During the probe, investigators appeared to be trying to have it both ways; the National Transportation Safety Board (NTSB) was operating under the authority of the FBI, which was involved on the grounds that a crime might have caused the crash, though FBI investigator James Kallstrom refused to confirm or deny even one shred of criminal evidence.
The CIA, in a highly unusual procedure, was asked to produce a video to counter the missile theory. Kallstrom testified before Congress that the FBI had tracked “all air and waterborne vessels” in the area and conducted appropriate interviews.
Yet radar of the area in which the plane went down picked up four unidentified tracks. One of those, according to the NTSB, is consistent with a surface vessel moving at 30 knots; it was within three nautical miles of TWA 800 when the 747 exploded.
Most alarming, the NTSB reported that the puzzling radar track, which remains unidentified, continued to move after the plane broke apart. Nearly every boat within miles had rushed to the disaster area to assist any rescue efforts — but not this vessel, which was directly underneath TWA 800 when it became crippled.
Skeptics questioned the investigation, including former Chairman of the Joint Chiefs of Staff Thomas Moorer, a retired admiral, who added his name to those who believe a missile destroyed the plane.
Moorer — joined by Vernon Grose, a former member of the National Transportation Safety Board — expressed grave doubts about the investigation. “All the evidence,” Moorer said, “would point to a missile.”
At the time of the crash, 270 eyewitnesses reported seeing a streak of light. Nearly 100 eyewitnesses said that the streak of light *originated* from the earth’s surface, contrary to the CIA’s animated simulation.
There is also the case of M. Victoria Cummock, the Pan Am flight 103 widow was appointed by President Clinton to an aviation safety commission after the TWA disaster. Cummock refused to sign the commission’s report and sued then-Vice President Al Gore, claiming that, despite Cummock’s security clearance, she was denied access to classified information.
The authors of a new book, First Strike, posed the question of whether Islamic terrorists attacked the plane and their conclusions, based upon heaps of evidence systematically concealed, lost, damaged and ignored by the government, are disturbing.
In their preface, Emmy-winning writer and producer Jack Cashill and investigative reporter James Sanders, who was arrested for receiving stolen crash evidence from a whistleblower, quote Congressional Terrorist Task Force Director Yossef Bodansky following the disaster:
“The case of TWA 800 served as a turning point because of Washington’s determination and to a great extent ability to suppress terrorist explanations and ‘float’ mechanical failure theories.
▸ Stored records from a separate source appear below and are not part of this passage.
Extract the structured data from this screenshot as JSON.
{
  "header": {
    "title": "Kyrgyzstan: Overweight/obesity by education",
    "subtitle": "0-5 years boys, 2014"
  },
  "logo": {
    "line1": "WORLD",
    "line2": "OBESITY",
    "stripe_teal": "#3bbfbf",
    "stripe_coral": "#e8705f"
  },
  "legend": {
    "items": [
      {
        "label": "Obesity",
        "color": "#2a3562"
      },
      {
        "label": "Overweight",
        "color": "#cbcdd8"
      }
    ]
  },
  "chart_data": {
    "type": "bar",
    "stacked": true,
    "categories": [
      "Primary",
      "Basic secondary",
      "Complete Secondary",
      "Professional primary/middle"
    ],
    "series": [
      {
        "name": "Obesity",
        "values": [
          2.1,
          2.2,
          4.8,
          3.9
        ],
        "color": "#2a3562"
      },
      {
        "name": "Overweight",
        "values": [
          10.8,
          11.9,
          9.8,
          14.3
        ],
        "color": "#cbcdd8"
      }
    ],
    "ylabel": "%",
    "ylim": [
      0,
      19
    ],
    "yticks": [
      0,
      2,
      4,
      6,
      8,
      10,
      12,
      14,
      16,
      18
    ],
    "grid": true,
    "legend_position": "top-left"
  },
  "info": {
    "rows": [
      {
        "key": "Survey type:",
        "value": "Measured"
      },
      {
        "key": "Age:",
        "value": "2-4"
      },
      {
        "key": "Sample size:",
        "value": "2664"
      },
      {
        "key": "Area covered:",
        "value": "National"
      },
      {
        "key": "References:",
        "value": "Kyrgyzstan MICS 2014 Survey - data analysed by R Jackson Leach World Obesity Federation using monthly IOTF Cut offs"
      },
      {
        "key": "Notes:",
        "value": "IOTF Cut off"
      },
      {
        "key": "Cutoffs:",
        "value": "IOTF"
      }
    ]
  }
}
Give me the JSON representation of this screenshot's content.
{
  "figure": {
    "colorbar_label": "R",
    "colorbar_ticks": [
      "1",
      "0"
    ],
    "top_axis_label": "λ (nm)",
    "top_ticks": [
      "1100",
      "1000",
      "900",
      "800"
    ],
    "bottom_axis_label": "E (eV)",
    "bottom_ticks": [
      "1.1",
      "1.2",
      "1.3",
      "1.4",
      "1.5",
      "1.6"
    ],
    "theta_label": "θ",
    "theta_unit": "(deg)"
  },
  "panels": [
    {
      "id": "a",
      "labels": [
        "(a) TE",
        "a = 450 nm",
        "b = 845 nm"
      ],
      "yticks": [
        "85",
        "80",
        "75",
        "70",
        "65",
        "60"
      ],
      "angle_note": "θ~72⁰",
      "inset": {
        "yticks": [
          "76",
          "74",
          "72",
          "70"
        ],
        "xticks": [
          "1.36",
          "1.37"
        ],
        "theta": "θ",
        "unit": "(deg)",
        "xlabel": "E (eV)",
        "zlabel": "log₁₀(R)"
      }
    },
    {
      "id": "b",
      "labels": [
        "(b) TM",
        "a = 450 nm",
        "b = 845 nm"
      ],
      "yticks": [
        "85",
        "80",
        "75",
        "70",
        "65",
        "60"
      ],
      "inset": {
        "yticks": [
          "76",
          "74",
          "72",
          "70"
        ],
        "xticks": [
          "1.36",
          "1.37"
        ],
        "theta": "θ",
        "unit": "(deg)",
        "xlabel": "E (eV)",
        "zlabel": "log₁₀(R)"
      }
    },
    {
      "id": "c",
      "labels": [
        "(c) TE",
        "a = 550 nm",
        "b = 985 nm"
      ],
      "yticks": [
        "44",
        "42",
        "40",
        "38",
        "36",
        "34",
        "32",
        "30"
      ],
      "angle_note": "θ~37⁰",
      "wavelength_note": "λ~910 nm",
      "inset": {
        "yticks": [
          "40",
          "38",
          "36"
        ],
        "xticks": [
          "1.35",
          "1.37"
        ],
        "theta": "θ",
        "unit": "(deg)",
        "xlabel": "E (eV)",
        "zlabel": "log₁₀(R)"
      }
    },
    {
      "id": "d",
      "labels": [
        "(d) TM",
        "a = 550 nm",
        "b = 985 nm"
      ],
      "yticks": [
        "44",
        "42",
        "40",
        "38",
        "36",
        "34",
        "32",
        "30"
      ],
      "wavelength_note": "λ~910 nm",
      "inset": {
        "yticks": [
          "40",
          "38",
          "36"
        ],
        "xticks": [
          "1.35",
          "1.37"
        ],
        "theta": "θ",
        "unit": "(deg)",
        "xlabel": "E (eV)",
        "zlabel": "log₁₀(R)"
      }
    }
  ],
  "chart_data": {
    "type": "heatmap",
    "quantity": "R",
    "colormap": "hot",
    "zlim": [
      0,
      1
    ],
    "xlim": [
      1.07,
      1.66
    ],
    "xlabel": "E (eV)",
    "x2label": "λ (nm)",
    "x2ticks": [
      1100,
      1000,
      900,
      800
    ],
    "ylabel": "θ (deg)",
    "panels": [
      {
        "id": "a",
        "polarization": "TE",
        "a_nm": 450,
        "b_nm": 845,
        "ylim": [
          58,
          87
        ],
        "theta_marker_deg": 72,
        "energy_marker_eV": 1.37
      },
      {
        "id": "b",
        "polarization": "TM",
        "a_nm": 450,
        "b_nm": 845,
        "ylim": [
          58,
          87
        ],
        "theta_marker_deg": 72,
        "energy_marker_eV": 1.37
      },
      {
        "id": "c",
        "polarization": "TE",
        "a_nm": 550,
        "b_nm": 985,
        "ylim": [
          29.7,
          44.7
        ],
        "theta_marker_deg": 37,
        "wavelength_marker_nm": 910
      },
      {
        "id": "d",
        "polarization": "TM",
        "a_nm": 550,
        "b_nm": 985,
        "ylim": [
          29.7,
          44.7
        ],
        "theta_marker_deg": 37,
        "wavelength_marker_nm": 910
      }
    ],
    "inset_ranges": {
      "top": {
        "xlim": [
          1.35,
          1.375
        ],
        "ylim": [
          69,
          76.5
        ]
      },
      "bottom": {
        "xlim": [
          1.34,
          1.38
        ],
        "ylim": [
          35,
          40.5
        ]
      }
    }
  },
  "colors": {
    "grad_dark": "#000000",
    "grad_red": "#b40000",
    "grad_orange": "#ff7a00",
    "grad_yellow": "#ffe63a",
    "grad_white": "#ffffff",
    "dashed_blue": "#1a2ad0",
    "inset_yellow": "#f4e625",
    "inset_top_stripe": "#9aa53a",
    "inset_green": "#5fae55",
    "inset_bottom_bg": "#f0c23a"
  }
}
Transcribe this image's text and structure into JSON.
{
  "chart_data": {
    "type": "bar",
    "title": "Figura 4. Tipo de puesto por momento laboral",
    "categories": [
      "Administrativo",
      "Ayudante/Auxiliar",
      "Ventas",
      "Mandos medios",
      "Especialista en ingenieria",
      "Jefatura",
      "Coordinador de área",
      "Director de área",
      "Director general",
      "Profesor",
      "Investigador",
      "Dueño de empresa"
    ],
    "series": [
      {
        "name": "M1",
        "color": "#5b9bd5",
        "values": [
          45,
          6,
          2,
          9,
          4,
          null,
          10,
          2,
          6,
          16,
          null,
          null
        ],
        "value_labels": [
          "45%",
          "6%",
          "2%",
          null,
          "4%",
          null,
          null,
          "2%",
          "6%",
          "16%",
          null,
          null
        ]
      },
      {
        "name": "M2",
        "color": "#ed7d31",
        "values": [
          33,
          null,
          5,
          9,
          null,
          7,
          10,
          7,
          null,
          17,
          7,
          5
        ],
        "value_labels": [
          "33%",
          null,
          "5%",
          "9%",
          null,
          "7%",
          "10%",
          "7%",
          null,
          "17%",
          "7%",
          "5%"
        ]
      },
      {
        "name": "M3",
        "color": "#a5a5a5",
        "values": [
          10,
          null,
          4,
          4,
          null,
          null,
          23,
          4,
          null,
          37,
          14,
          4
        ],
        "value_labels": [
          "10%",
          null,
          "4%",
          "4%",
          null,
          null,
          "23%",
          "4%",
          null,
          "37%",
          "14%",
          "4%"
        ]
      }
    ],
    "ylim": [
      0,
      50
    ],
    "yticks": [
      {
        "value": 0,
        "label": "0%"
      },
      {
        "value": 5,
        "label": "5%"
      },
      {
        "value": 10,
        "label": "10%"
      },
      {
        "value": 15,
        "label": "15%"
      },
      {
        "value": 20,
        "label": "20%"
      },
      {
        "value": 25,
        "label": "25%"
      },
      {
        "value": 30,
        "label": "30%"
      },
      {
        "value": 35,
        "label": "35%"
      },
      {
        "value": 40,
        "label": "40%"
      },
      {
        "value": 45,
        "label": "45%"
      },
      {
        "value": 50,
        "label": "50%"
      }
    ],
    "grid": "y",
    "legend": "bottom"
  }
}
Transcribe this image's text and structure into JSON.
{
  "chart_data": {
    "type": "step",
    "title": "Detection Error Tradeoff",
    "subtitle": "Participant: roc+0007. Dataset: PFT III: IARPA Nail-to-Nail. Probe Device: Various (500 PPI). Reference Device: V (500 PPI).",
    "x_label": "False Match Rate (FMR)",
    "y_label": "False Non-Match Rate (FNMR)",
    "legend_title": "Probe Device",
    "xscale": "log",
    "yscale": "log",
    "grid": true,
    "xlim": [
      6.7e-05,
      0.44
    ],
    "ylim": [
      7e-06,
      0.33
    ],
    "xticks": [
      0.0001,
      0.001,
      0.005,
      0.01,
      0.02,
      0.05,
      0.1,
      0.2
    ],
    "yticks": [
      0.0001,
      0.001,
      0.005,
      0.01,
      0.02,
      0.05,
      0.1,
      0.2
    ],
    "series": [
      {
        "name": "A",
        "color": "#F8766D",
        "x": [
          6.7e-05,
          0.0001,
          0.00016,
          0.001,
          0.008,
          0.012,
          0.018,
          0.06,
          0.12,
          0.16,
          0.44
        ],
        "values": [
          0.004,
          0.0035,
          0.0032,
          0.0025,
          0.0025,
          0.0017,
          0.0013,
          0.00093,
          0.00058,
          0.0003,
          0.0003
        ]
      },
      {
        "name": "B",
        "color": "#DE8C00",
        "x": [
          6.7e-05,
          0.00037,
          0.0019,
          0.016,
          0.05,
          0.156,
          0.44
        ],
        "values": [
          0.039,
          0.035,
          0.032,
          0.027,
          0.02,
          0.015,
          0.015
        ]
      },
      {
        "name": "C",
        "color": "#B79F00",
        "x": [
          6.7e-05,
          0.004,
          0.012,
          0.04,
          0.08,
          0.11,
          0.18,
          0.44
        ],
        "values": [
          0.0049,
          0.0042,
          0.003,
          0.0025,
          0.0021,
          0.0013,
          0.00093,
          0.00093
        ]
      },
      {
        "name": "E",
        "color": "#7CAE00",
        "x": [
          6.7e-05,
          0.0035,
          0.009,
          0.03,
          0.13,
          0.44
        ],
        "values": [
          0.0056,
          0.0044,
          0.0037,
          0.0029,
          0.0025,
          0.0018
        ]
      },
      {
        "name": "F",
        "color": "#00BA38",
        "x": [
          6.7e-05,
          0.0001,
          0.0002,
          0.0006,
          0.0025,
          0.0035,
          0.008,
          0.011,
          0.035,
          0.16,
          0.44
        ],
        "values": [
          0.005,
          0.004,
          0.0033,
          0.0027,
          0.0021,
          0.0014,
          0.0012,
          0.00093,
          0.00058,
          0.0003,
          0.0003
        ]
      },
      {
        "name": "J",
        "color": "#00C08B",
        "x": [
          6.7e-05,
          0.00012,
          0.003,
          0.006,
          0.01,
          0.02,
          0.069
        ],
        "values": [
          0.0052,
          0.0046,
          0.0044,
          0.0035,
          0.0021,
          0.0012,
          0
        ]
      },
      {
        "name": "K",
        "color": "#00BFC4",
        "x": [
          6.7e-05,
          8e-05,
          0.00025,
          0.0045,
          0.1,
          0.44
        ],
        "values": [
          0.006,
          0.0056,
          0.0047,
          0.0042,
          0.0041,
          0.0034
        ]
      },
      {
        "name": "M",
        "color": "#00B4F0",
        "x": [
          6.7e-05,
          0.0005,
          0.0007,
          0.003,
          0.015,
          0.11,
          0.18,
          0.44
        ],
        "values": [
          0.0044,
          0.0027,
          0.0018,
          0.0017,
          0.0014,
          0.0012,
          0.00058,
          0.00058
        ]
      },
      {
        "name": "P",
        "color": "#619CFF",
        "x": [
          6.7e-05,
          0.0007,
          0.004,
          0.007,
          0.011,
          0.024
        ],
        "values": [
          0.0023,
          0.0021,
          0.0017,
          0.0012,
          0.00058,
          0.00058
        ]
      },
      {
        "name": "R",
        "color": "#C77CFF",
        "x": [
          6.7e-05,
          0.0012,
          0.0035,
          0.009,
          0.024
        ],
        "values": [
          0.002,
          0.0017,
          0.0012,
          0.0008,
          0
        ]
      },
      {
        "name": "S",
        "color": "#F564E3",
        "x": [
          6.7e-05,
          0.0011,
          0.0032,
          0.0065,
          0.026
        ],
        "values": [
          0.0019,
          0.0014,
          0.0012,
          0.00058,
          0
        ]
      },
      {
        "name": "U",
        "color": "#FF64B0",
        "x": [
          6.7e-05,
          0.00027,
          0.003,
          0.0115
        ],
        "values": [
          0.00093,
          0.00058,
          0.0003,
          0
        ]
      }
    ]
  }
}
To avoid such suppression after future strikes, terrorism-sponsoring states would raise the ante so that the West could not ignore them.”
Bodansky’s comments are dated 1999.
Whatever happened to TWA 800 and her 230 passengers and crew, the case ought not to be considered closed.
As one NTSB investigator reportedly asked, when overwhelmed by the swarm of federal agents in what was supposed to be an accident probe: “What do they know that I don’t know?” Seven years after TWA 800 went down in flames, America still deserves a straight answer.
Article Notes:
- FBI Seizes Pilot’s Videotape, CNN, 1997
- Associated Retired Aviation Professionals
- “Two years later, Flight 800 crash questions remain,” Riverside Press-Enterprise:
- U.S. Court of Appeals, M. Victoria Cummock, Appellant v. Albert Gore, Jr., et al
Publisher’s note: On July 17, 1996, Holleran was informed by officials that his parents were killed on TWA Flight 800. Officials, he later learned, were wrong.